I use me@mydomain only with close friends and family. My students usually start be sending me email from a mailto link somewhere in the university's site to my work address, which is forwarded to my private account, and then I reply form me@subdomain.mydomain and eventually it continues from there.
My original plan was that whenever I start to get too much spam at some subdomain I can disable the related alias (in Fastmail) so I don't need any discard rules to do it, but actually in 20 years I never needed to do it. I have one subdomain blocked, but it's not really a subdmain I used for email (about 15 years ago I used me@slasdot.mydomain in my profile at Slashdot, and they posted it publicly as meNO@SPAMslashdot.mydomain, so after some years I started getting spam at various addresses like sales@spamslashdot.mydomain, info@spamslashdot.mydomain, admin@ etc., and after a few more years when that spam became boring I created the alias spamslashdot and blocked it).

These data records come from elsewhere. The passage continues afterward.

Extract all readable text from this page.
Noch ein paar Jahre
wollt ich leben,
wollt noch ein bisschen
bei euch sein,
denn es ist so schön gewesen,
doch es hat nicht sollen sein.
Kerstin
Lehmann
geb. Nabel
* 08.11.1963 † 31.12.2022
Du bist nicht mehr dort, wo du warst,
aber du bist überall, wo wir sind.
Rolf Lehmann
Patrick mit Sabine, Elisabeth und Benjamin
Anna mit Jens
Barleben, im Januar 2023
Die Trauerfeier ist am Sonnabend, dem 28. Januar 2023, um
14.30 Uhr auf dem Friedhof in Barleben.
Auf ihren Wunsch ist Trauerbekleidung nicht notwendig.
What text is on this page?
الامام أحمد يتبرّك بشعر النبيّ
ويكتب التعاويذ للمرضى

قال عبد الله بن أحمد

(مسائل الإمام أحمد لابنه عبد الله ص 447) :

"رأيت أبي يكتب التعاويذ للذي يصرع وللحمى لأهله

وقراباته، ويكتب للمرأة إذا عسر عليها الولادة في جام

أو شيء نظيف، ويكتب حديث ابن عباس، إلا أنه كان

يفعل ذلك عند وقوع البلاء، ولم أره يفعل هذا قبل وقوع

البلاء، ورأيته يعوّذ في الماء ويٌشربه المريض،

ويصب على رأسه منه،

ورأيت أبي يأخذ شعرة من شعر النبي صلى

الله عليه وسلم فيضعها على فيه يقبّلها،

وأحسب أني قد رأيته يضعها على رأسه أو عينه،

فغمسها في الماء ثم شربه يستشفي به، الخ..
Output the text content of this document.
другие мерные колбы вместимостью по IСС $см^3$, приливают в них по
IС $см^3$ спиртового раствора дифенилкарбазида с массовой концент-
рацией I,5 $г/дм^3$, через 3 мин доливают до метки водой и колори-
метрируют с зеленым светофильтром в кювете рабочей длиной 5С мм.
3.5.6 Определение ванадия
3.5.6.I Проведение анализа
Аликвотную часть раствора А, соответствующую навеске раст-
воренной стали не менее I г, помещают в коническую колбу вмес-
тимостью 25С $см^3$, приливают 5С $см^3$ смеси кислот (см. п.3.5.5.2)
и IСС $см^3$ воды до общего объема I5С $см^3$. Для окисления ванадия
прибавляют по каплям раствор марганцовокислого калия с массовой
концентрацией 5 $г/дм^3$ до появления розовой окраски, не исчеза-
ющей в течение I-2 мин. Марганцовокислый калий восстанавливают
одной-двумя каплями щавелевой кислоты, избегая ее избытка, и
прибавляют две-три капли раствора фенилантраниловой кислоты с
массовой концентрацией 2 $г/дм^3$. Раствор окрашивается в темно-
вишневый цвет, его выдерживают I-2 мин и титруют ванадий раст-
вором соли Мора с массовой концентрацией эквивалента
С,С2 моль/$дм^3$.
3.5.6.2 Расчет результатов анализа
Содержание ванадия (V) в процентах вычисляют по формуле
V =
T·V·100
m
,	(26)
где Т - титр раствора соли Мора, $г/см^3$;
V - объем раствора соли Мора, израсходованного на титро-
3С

I don't think spammers bother trying to figure out domain addresses from subdomain addresses. At least the evidence I have from my use of subdomains is that they don't do it. I guess they did learn to strip the part after the + in me+label@domain because some major providers popularized the use of this form, so having a mass of addresses of this form justifies the effort of cleaning them up for spammers. So whatever slightly differs from the mainstream is probably quite immune to spammers, because they're not interested in it.
Of course if someone believes she or he is being targeted personally then it's quite different. I don't think one can easily hide nowadays, except by trying hide in the crowd, that is trying to not be different from most people in all aspects of life.